A particle of mass 10kg rests in equilibrium on a smooth plane inclined at 30 degrees to the horizontal, being held by a light string inclined at 15 degrees to the line of greatest slope of the plane. Find the tension in the string and the magnitude of the reaction of the plane on the particle.

Homework Equations

Basic resolving forces...so basic I can't even do it.

The Attempt at a Solution

Well, I have resolved the 10g force to be parallel to the slope:

10 x 0 (a=0 because particle is in equilibrium?) = T - 10g.sin30
T = 10g.sin30
T = 49

and then I wondered if all I had to do was now resolve this force to be 15 degrees "up" as such but when I do that:

T = 49cos15
T = 47.33 N

Aaaaaaaand apparently the answer is meant to be 50.76N.

As for finding the reaction force...no idea. Any help with that would be well received.

Many thanks!

 

[Dick]

Well, it's not the easiest problem in the world. But you have three basic forces. You have the known weight of the block pointing straight down at 10kg*g. You have an unknown normal force pointing perpendicular to the plane. And you have an unknown tension pointing opposite the downward direction of the plane at 45 degrees to the horizontal, right? Ok, so all of the directions are known, but the magnitude of two of the forces is unknown.

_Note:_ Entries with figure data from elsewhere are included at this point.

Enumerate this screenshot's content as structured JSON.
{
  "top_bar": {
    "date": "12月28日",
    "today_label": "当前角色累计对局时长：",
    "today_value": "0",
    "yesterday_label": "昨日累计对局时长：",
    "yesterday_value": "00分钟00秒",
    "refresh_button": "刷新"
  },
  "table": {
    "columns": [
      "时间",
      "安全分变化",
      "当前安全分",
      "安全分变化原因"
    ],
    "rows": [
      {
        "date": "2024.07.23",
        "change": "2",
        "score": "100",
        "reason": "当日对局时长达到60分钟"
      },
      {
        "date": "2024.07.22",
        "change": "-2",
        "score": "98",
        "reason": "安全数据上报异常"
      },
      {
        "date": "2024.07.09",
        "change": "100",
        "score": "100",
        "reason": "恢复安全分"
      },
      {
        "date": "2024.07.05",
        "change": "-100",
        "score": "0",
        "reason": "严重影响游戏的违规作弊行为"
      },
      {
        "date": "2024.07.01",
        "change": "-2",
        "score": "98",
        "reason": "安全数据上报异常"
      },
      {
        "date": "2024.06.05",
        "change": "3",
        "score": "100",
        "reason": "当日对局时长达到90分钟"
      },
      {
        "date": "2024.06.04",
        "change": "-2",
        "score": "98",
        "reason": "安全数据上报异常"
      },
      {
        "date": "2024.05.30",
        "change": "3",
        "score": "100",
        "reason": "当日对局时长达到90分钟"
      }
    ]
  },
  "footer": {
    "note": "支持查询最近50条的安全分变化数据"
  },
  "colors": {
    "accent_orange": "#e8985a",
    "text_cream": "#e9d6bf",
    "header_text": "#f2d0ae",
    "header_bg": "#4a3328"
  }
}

Nevertheless, the cancellation of the horizontal and vertical components of each of the forces should give you two equations in two unknowns. Just try it and be patient. The problem is a bit off the beaten track but at least everything is coplanar. Whew!

 

[HallsofIvy]

This is a physics problem rather than math so I am moving it.

 

[jernobyl]

Thanks for your reply, Dick, but err...I'm not entirely sure what you're saying. The "cancellation" of the horizontal and vertical components? I'm not following...

 

[jernobyl]

Hello? Anyone? :(

 

[Dick]

You can split all of the forces either horizontally and vertically or normal and parallel to the plane of the incline. Neither is easier than the other. But in the end all of the forces have to cancel since the object is not accelerating. This will give you two equations in two unknowns. Just try it and post your results and we can help from there.

 

[jernobyl]

Okay, well, erm, I've done it parallel and normal to the plane.

Resolving along the plane:

0 + Tcos15 - 10g.sin30 = 0

And perpendicular to the plane:

N + Tcos15 - 10g.cos30 = 0

I don't even know if that's right or not. I wish I just understood.